House Members Back MBA, Trade Groups on FHFA Language Issue

Fifty-four members of the House, in a letter to Federal Housing Finance Agency Director Mel Watt, urged the agency to exclude from its new Uniform Residential Loan Application a question asking borrowers to indicate their language preference, saying that FHFA should work with Congress, federal agencies and industry in developing a “comprehensive approach” to address mortgage consumers with limited English proficiency.  

“Addressing the needs of limited English proficiency consumers is an issue that extends well beyond the mortgage marketplace, and well beyond the purview of the FHFA,” the letter said. “If there is going to be a questions about the consumer’s language preference or other approach to help borrowers who lack English proficiency, they should only be proposed after all the relevant agencies have engaged in well-considered policy development and proposed rules for public comment.”  

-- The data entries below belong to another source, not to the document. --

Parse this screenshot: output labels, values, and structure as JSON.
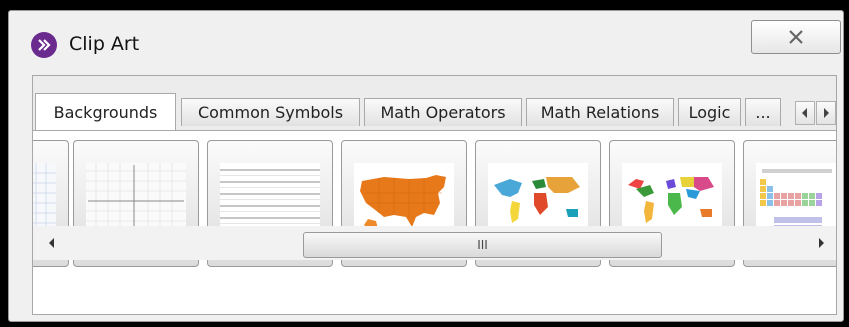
{
  "window": {
    "title": "Clip Art",
    "close_icon": "close-icon"
  },
  "tabs": [
    {
      "label": "Backgrounds",
      "active": true
    },
    {
      "label": "Common Symbols",
      "active": false
    },
    {
      "label": "Math Operators",
      "active": false
    },
    {
      "label": "Math Relations",
      "active": false
    },
    {
      "label": "Logic",
      "active": false
    },
    {
      "label": "...",
      "active": false
    }
  ],
  "tab_scroll": {
    "left_icon": "chevron-left-icon",
    "right_icon": "chevron-right-icon"
  },
  "gallery": {
    "items": [
      {
        "name": "grid-background-thumbnail"
      },
      {
        "name": "coordinate-plane-thumbnail"
      },
      {
        "name": "lined-paper-thumbnail"
      },
      {
        "name": "usa-map-thumbnail"
      },
      {
        "name": "world-map-continents-thumbnail"
      },
      {
        "name": "world-map-countries-thumbnail"
      },
      {
        "name": "periodic-table-thumbnail"
      }
    ]
  },
  "scrollbar": {
    "grip": "III"
  },
  "colors": {
    "app_icon": "#6b2a8e",
    "usa_map": "#e8791a"
  }
}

The letter comes amid concerns from the Mortgage Bankers Association and other industry trade groups, which in June sent Watt a letter (file:///C:/Users/msorohan/Downloads/Joint Trades Letter on URLA Language Preference_6_8_2016.pdf) expressing reservations about FHFA’s proposed last-minute addition to the URLA. FHFA, as well as Fannie Mae and Freddie Mac, have indicated they plan to include the question, which specifically asks borrowers to indicate their language preference.  

“While we support a range of efforts to ensure that borrowers are well informed during the mortgage process, the inclusion of such a question on the redesigned form raises several serious compliance and legal concerns that strongly weigh against including it on the form or, at the very least, warrant a full vetting through a notice and comment process before its inclusion,” the letter said.  

The MBA/trade groups letter cited eight specific concerns:

–It requires lenders to ask borrowers sensitive questions before the interactions and miplications of other rules are understood and addressed;

–It creates expectations among consumers that can’t be met;

–It provides an inferior means of obtaining and analyzing data;

–It detracts from other more promising avenues, such as FHFA working with the Consumer Financial Protection Bureau, HUD and other agencies to determine a government-wide approach to limited English proficiency consumers in the mortgage process;

–It potentially exposes lenders to legal liability;

–It opens both lenders and borrowers to “considerable” origination costs;

–It opens servicers to new obligations and increases borrowers’ servicing costs; and

–It would require translation services without accompanying government or GSE materials.  

MBA and the trade groups urged FHFA in the letter to abandon the proposal or, at the very least, to seek broader interagency and stakeholder input going forward.  

The letter from Congress agreed, pointing out that no federal rules currently exist to guide lenders in responding to a consumer’s language preference, in light that nearly 350 languages are spoken in the U.S.  

“As a result, this seemingly simple question can mislead consumers and raise numerous complex compliance questions under a variety of laws governing mortgage providers,” the letter said. “Accordingly, we strongly urge FHFA to exclude any question about foreign language preference or usage from the URLA at this time.”